Portal rynekestetyczny.pl dotarł do oficjalnego stanowiska Polskiego Towarzystwa Medycyny Estetycznej i Anti-Aging w sprawie wykonywania zabiegów lekarskich z zakresu medycyny estetycznej przez osoby nieuprawnione oraz nieuprawnionego stosowania w tym celu produktów leczniczych i wyrobów medycznych. Pod dokumentem podpisali się dr Andrzej Ignaciuk, prezes PTMEiAA oraz wiceprezes tej organizacji dr Waldemar Jankowiak.

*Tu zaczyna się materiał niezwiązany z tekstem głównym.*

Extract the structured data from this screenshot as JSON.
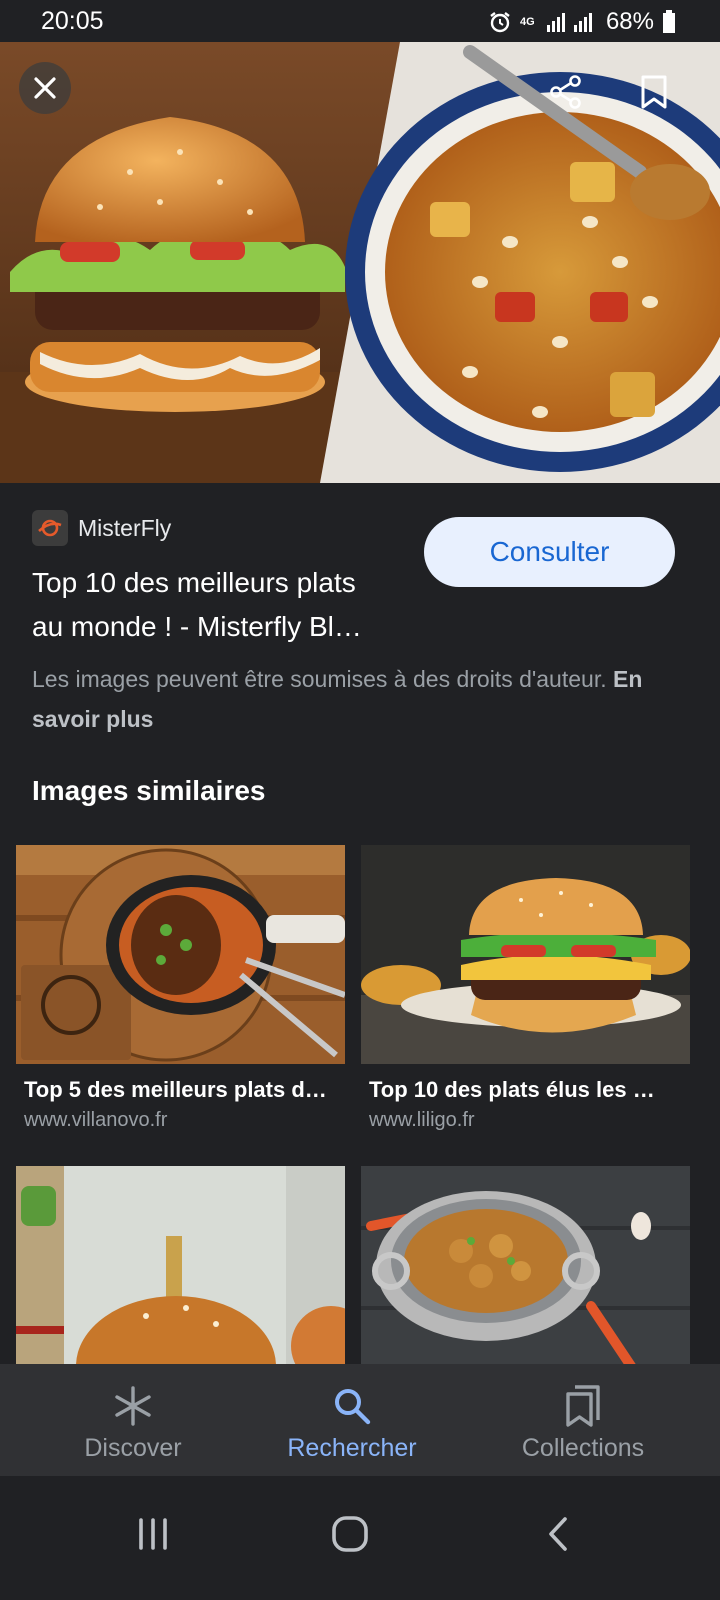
{
  "status_bar": {
    "time": "20:05",
    "network": "4G",
    "battery": "68%"
  },
  "hero": {
    "close_icon": "close-icon",
    "share_icon": "share-icon",
    "bookmark_icon": "bookmark-icon"
  },
  "result": {
    "source_name": "MisterFly",
    "title_line1": "Top 10 des meilleurs plats",
    "title_line2": "au monde ! - Misterfly Bl…",
    "visit_label": "Consulter",
    "copyright_text": "Les images peuvent être soumises à des droits d'auteur. ",
    "learn_more": "En savoir plus"
  },
  "similar": {
    "heading": "Images similaires",
    "items": [
      {
        "title": "Top 5 des meilleurs plats d…",
        "domain": "www.villanovo.fr"
      },
      {
        "title": "Top 10 des plats élus les …",
        "domain": "www.liligo.fr"
      },
      {
        "title": "",
        "domain": ""
      },
      {
        "title": "",
        "domain": ""
      }
    ]
  },
  "bottom_nav": {
    "items": [
      {
        "label": "Discover",
        "icon": "asterisk-icon"
      },
      {
        "label": "Rechercher",
        "icon": "search-icon"
      },
      {
        "label": "Collections",
        "icon": "collections-icon"
      }
    ],
    "active_color": "#8ab4f8"
  },
  "colors": {
    "background": "#202124",
    "accent": "#1967d2",
    "button_bg": "#e8f0fe"
  }
}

Sprawa w prokuraturze to początek

Ze stanowiska wynika, że w ostatnich miesiącach lekarze obserwują w niebywałej skali proceder wykonywania zabiegów lekarskich z zakresu medycyny estetycznej przez osoby nieuprawnione (głównie kosmetyczki). Według dr Waldemara Jankowiaka, osoby te po odbyciu bezprawnych szkoleń, organizowanych w celach komercyjnych przez różne podmioty, również lekarzy, otrzymują bezwartościowe, w świetle obowiązującego w Polsce prawa, certyfikaty.

Organizujący szkolenia i kursanci prezentują opinię, że zabiegi medycyny estetycznej nie są świadczeniem zdrowotnym, więc ich wykonywanie nie jest ograniczone prawem. Według dostępnych nam analiz prawnych stanowisko to jest nadużyciem niosącym za sobą liczne konsekwencje w zakresie odpowiedzialności karnej i cywilno-prawnej wobec wszystkich podmiotów mających udział w tej działalności – czytamy w oficjalnym stanowisku PTMEiAA.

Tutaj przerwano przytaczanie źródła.